Résumé par Doctrine IA

La Cour d'Appel de Paris a confirmé le jugement du Tribunal de Commerce de Paris qui avait débouté la SELARL A-FLOREK, agissant en qualité de liquidateur judiciaire de la SARL D E, de ses demandes de nullité du contrat de franchise conclu avec la société MULTIVISION FRANCHISE, ainsi que de ses demandes de remboursement du droit d'entrée et des redevances de franchise et de dommages-intérêts pour dol et absence de cause. La question juridique principale concernait l'existence d'un dol et d'un savoir-faire transmissible dans le cadre du contrat de franchise, ainsi que le respect des obligations d'information précontractuelle.

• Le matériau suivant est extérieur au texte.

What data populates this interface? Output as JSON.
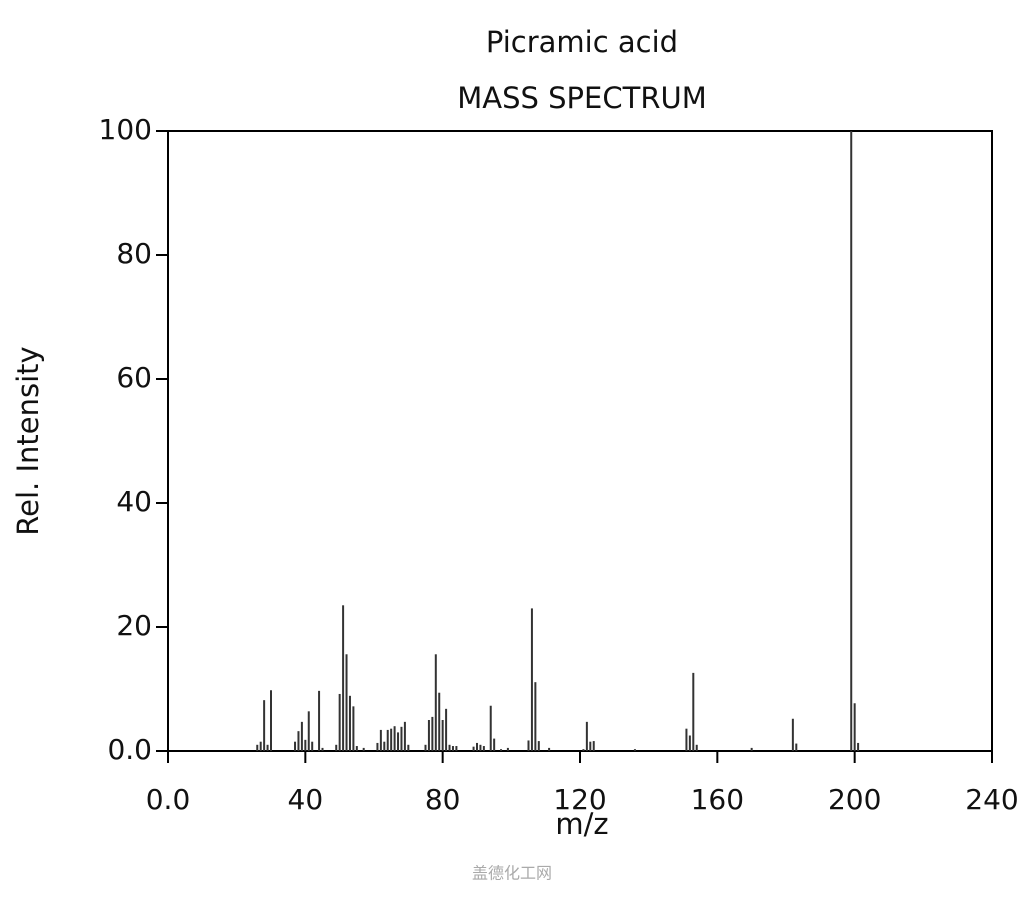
{
  "chart_data": {
    "type": "bar",
    "title": "Picramic acid",
    "subtitle": "MASS SPECTRUM",
    "x_label": "m/z",
    "y_label": "Rel. Intensity",
    "watermark": "盖德化工网",
    "x": [
      26,
      27,
      28,
      29,
      30,
      37,
      38,
      39,
      40,
      41,
      42,
      44,
      45,
      49,
      50,
      51,
      52,
      53,
      54,
      55,
      57,
      61,
      62,
      63,
      64,
      65,
      66,
      67,
      68,
      69,
      70,
      75,
      76,
      77,
      78,
      79,
      80,
      81,
      82,
      83,
      84,
      89,
      90,
      91,
      92,
      94,
      95,
      97,
      99,
      105,
      106,
      107,
      108,
      111,
      121,
      122,
      123,
      124,
      136,
      151,
      152,
      153,
      154,
      170,
      182,
      183,
      199,
      200,
      201
    ],
    "values": [
      1,
      1.5,
      8.2,
      1,
      9.8,
      1.5,
      3.2,
      4.7,
      1.8,
      6.4,
      1.5,
      9.7,
      0.5,
      1,
      9.2,
      23.5,
      15.6,
      8.9,
      7.2,
      0.8,
      0.5,
      1.3,
      3.4,
      1.5,
      3.4,
      3.6,
      4,
      3,
      3.9,
      4.7,
      1,
      1,
      5,
      5.5,
      15.6,
      9.4,
      5,
      6.8,
      1,
      0.8,
      0.8,
      0.7,
      1.3,
      1,
      0.8,
      7.3,
      2,
      0.3,
      0.5,
      1.7,
      23,
      11.1,
      1.6,
      0.5,
      0.3,
      4.7,
      1.5,
      1.6,
      0.3,
      3.6,
      2.5,
      12.6,
      1,
      0.5,
      5.2,
      1.2,
      100,
      7.7,
      1.3
    ],
    "color": "#333333",
    "xlim": [
      0,
      240
    ],
    "xticks": [
      {
        "value": 0,
        "label": "0.0"
      },
      40,
      80,
      120,
      160,
      200,
      240
    ],
    "ylim": [
      0,
      100
    ],
    "yticks": [
      {
        "value": 0,
        "label": "0.0"
      },
      20,
      40,
      60,
      80,
      100
    ]
  }
}
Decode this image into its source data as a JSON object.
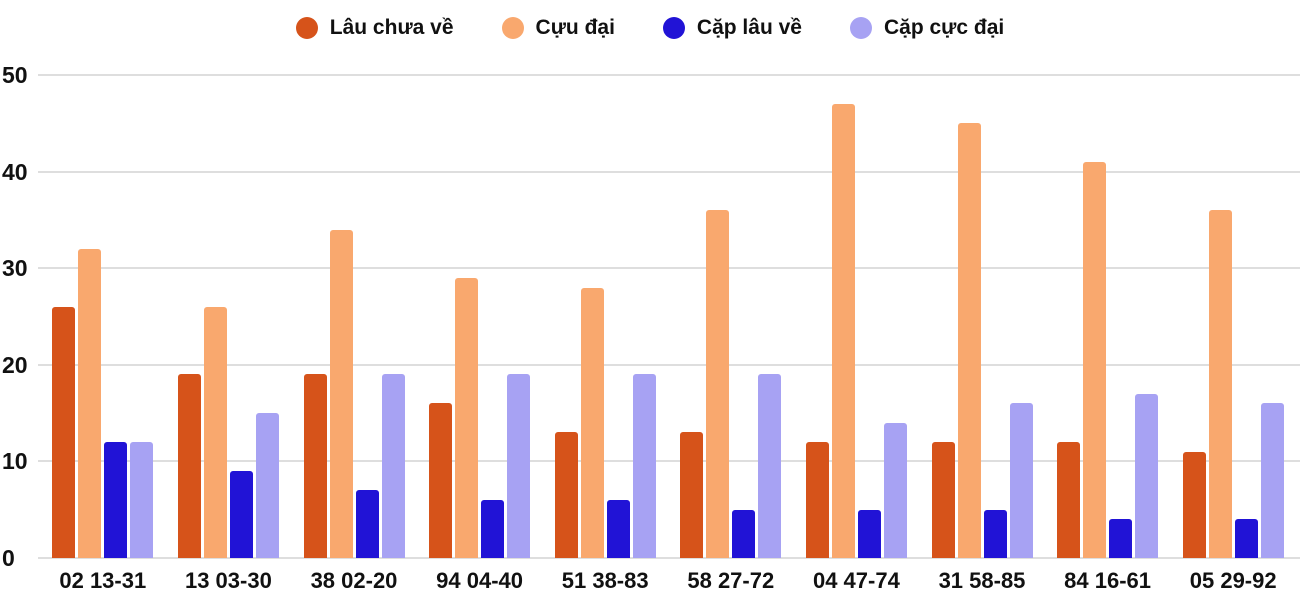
{
  "chart_data": {
    "type": "bar",
    "title": "",
    "xlabel": "",
    "ylabel": "",
    "categories": [
      "02 13-31",
      "13 03-30",
      "38 02-20",
      "94 04-40",
      "51 38-83",
      "58 27-72",
      "04 47-74",
      "31 58-85",
      "84 16-61",
      "05 29-92"
    ],
    "series": [
      {
        "name": "Lâu chưa về",
        "color": "#d6531a",
        "values": [
          26,
          19,
          19,
          16,
          13,
          13,
          12,
          12,
          12,
          11
        ]
      },
      {
        "name": "Cựu đại",
        "color": "#f9a86e",
        "values": [
          32,
          26,
          34,
          29,
          28,
          36,
          47,
          45,
          41,
          36
        ]
      },
      {
        "name": "Cặp lâu về",
        "color": "#2113d6",
        "values": [
          12,
          9,
          7,
          6,
          6,
          5,
          5,
          5,
          4,
          4
        ]
      },
      {
        "name": "Cặp cực đại",
        "color": "#a7a2f3",
        "values": [
          12,
          15,
          19,
          19,
          19,
          19,
          14,
          16,
          17,
          16
        ]
      }
    ],
    "ylim": [
      0,
      50
    ],
    "yticks": [
      0,
      10,
      20,
      30,
      40,
      50
    ],
    "grid": true,
    "legend_position": "top",
    "colors": {
      "background": "#ffffff",
      "gridline": "#dedede",
      "text": "#111111"
    }
  }
}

La juridiction de première instance avait rejeté les demandes de la SELARL A-FLOREK, qui avait alors interjeté appel. La Cour d'Appel a examiné les prétendus manquements du franchiseur, notamment l'absence de certains chiffres d'affaires dans le document d'information précontractuel et l'absence de transmission d'un savoir-faire substantiel et identifié. Elle a conclu que le franchiseur n'avait pas manqué à ses obligations de manière dolosive et que le savoir-faire invoqué était suffisamment caractérisé, rejetant ainsi l'argument de l'absence de cause. En conséquence, la Cour a confirmé le jugement de première instance, condamné la SELARL A-FLOREK aux dépens d'appel et à verser 6 000 euros à MULTIVISION FRANCHISE au titre de l'article 700 du code de procédure civile.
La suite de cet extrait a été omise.